Und nun, Ladies und Gentleman, kommen wir zu meinem absoluten Favoriten unter den Ernährungsmythen:

 

 

  1. Der Geschmack und Geruch von rohem Fleisch oder Blut macht aggressiv!

    Wer kennt es nicht? Man schneidet sich beim Kochen in den Finger und schon geht es um Leben und Tod. Nicht wegen der verlorenen Blutmengen, sondern vielmehr deshalb, weil Bello das Blut gerochen hat. Nun steht er in der Tür, schäumend und mit blutunterlaufenden Augen. Wie eine Mischung aus dem Weißen Hai und Cujo! Er setzt zum Sprung an und man weiß- das war´s!

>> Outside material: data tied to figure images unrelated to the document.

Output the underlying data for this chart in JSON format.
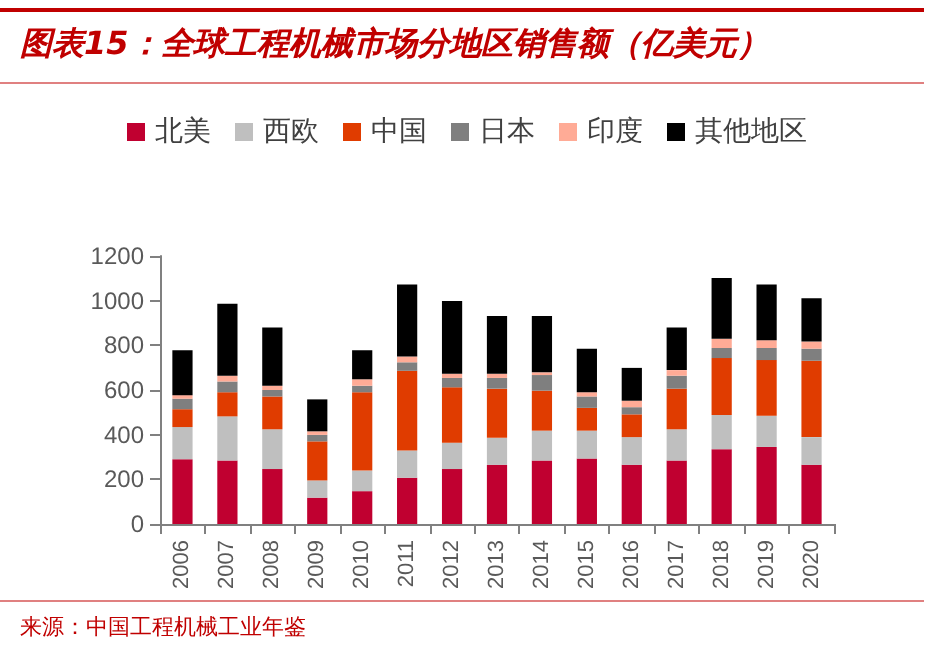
{
  "chart_data": {
    "type": "bar",
    "stacked": true,
    "title": "图表15：全球工程机械市场分地区销售额（亿美元）",
    "categories": [
      "2006",
      "2007",
      "2008",
      "2009",
      "2010",
      "2011",
      "2012",
      "2013",
      "2014",
      "2015",
      "2016",
      "2017",
      "2018",
      "2019",
      "2020"
    ],
    "series": [
      {
        "name": "北美",
        "color": "#c00030",
        "values": [
          290,
          284,
          246,
          118,
          147,
          207,
          246,
          265,
          284,
          293,
          265,
          284,
          335,
          345,
          265
        ]
      },
      {
        "name": "西欧",
        "color": "#bfbfbf",
        "values": [
          144,
          198,
          178,
          77,
          92,
          122,
          118,
          121,
          134,
          125,
          124,
          140,
          153,
          140,
          124
        ]
      },
      {
        "name": "中国",
        "color": "#e03c00",
        "values": [
          80,
          108,
          147,
          175,
          351,
          357,
          248,
          220,
          179,
          102,
          102,
          182,
          255,
          249,
          342
        ]
      },
      {
        "name": "日本",
        "color": "#7f7f7f",
        "values": [
          47,
          48,
          29,
          29,
          29,
          38,
          42,
          48,
          70,
          51,
          32,
          58,
          45,
          54,
          54
        ]
      },
      {
        "name": "印度",
        "color": "#ffab96",
        "values": [
          16,
          26,
          19,
          16,
          29,
          26,
          19,
          19,
          12,
          19,
          29,
          25,
          41,
          35,
          32
        ]
      },
      {
        "name": "其他地区",
        "color": "#000000",
        "values": [
          201,
          322,
          261,
          143,
          130,
          322,
          325,
          258,
          252,
          195,
          147,
          191,
          272,
          249,
          194
        ]
      }
    ],
    "ylim": [
      0,
      1200
    ],
    "yticks": [
      0,
      200,
      400,
      600,
      800,
      1000,
      1200
    ],
    "grid": false,
    "legend": "top",
    "annotations": [
      "来源：中国工程机械工业年鉴"
    ]
  }
}
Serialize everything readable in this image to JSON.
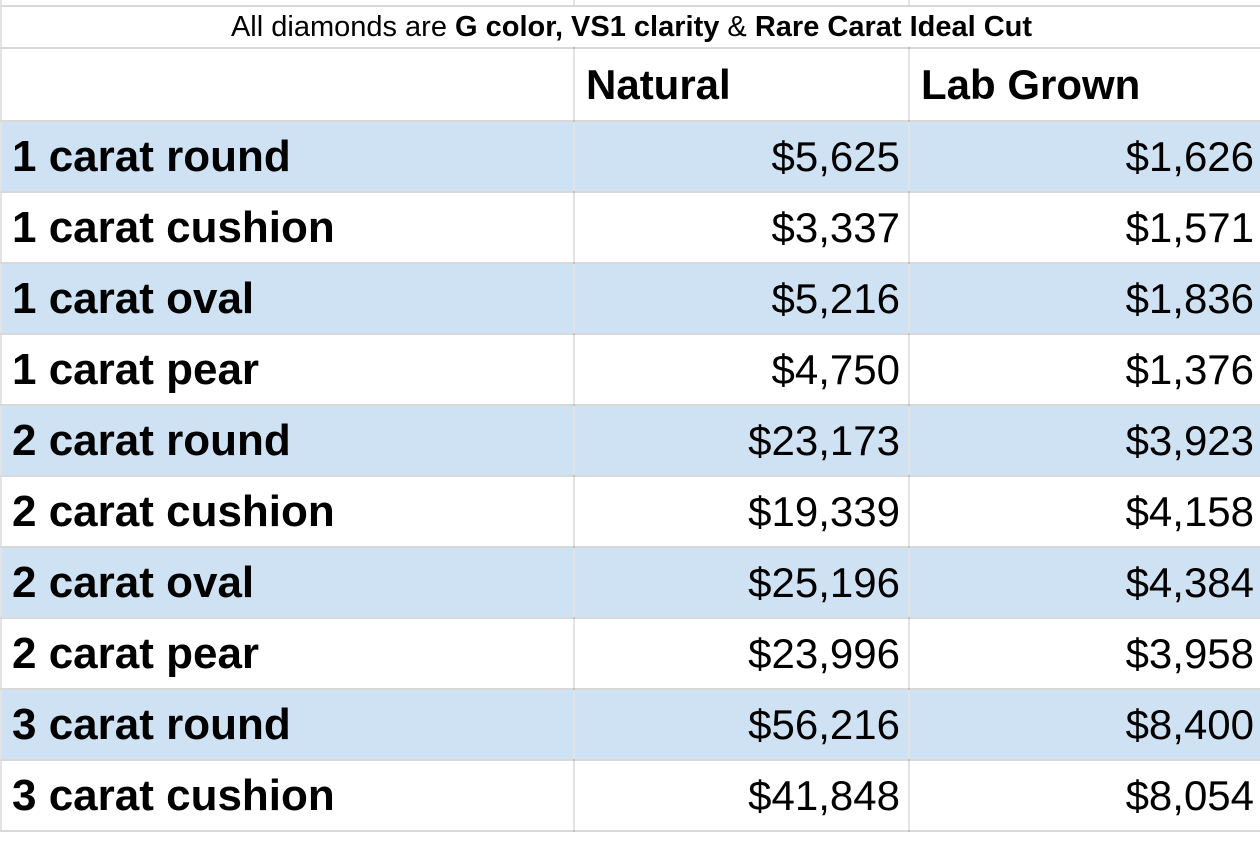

    Klingt bescheuert? Ist es auch! Denn genauso wenig wie jeder, der ein blutiges Steak isst, zum Serienmörder wird, wird auch ein Hund zur Bestie, wenn er rohes Fleisch bekommt. Ganz im Gegenteil: Ein Fütterung mit Rohfleisch kann sogar zu einem ausgeglicheneren Hund führen, da sie meist ein besseres Aminosäurenprofil aufweist als Fertigfuttermittel. Schlechtes Fertigfutter führt dagegen zu Unwohlsein, schlechtem Allgemeinbefinden und daraus resultierend auch manchmal zu Aggressivität. Aber: Dies passiert auch bei falscher Rohfütterung. Eventuell kommt dieses Gerücht ja einfach von einem Vorfall mit einem falsch ernährten Hund, der nur Fleisch bekam und dadurch so krank wurde, dass er übersteigerte Aggressionen zeigte? Wer weiß. Fakt ist jedoch, dass Rohfütterung nicht automatisch zu einem aggressiven Hund führt. Und sie steigert auch nicht den Jagdtrieb, wie manche meinen. Dieser ist nämlich hauptsächlich genetisch bestimmt. Also keine Angst. Ihr könnt eurem Hund ruhig beim Gulaschkochen ein Stück Rindfleisch geben, ohne dass er euch sofort in Stücke reißt.